The 2023 ASEAN Summit was hosted by Indonesian President Jokowi, who assumed the role of ASEAN chair. Jokowi’s leadership during the summit aimed to steer the group away from conflicts, confrontations, and power rivalries, both internally and externally, while advocating an ambitious vision for ASEAN’s future, positioning it as the epicenter of global economic growth in the coming decades. However, the absence of the United States, coupled with its strategic focus on other priorities, inevitably casts a shadow on these aspirations.
Critics argue that the ASEAN Summit, in its current form, is becoming increasingly performative, serving little more than a platform for leaders to make grandiose speeches and engage in photo opportunities.
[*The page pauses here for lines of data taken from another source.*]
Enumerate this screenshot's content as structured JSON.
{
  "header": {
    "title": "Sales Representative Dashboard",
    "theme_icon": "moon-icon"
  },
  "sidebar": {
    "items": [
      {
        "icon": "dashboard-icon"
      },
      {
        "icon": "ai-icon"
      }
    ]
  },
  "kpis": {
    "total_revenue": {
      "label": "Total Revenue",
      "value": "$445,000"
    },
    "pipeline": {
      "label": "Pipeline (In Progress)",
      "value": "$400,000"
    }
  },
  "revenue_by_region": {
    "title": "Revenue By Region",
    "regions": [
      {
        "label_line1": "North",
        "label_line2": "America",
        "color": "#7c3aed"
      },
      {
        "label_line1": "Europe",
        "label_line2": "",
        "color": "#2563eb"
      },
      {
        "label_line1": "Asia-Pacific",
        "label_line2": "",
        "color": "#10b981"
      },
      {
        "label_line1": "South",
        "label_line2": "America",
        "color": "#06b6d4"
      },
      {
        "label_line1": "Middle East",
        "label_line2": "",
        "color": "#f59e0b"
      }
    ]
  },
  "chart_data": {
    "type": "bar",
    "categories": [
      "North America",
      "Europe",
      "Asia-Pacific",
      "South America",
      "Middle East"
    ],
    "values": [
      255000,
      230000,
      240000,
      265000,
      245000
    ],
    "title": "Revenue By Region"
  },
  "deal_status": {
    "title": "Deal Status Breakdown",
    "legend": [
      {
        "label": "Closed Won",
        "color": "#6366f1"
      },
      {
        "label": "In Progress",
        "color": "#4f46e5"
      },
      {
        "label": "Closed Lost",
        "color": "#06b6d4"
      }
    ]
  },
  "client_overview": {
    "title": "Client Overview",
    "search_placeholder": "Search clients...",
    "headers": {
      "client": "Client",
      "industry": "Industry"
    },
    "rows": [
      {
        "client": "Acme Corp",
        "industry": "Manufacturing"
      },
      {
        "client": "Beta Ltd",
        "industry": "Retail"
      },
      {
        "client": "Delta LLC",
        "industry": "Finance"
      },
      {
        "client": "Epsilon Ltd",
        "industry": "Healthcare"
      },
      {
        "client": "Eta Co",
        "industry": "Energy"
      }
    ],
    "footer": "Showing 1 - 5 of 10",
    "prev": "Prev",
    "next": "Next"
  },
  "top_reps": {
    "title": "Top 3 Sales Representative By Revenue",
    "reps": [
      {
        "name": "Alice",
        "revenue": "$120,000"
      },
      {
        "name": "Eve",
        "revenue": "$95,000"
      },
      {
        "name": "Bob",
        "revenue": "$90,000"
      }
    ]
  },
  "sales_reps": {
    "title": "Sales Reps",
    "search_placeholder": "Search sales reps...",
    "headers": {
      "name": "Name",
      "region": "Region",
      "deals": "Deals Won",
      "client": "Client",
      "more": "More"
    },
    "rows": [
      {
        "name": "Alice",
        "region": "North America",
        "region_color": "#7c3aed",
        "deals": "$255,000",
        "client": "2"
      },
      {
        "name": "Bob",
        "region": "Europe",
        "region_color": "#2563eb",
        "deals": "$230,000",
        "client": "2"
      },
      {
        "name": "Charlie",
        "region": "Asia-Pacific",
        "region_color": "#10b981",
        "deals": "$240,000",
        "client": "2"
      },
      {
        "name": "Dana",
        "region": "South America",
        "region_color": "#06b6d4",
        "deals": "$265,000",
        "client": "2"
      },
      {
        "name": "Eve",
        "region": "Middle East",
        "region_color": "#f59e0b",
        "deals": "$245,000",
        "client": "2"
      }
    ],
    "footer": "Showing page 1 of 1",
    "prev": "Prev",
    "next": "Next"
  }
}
The real issues that affect the region’s stability and prosperity often take a backseat to diplomatic posturing and scripted rhetoric. While it is important for leaders to engage in diplomacy and dialogue, the effectiveness and relevance of such summits must be evaluated.
The Jakarta Post article rightly questions whether ASEAN matters to the United States. To answer this question, we must consider the broader context of the evolving Indo-Pacific landscape and the strategic interests of major powers like the United States. From the U.S. perspective, the Indo-Pacific is a region of paramount importance due to its economic significance, security concerns, and the rise of China as a global superpower.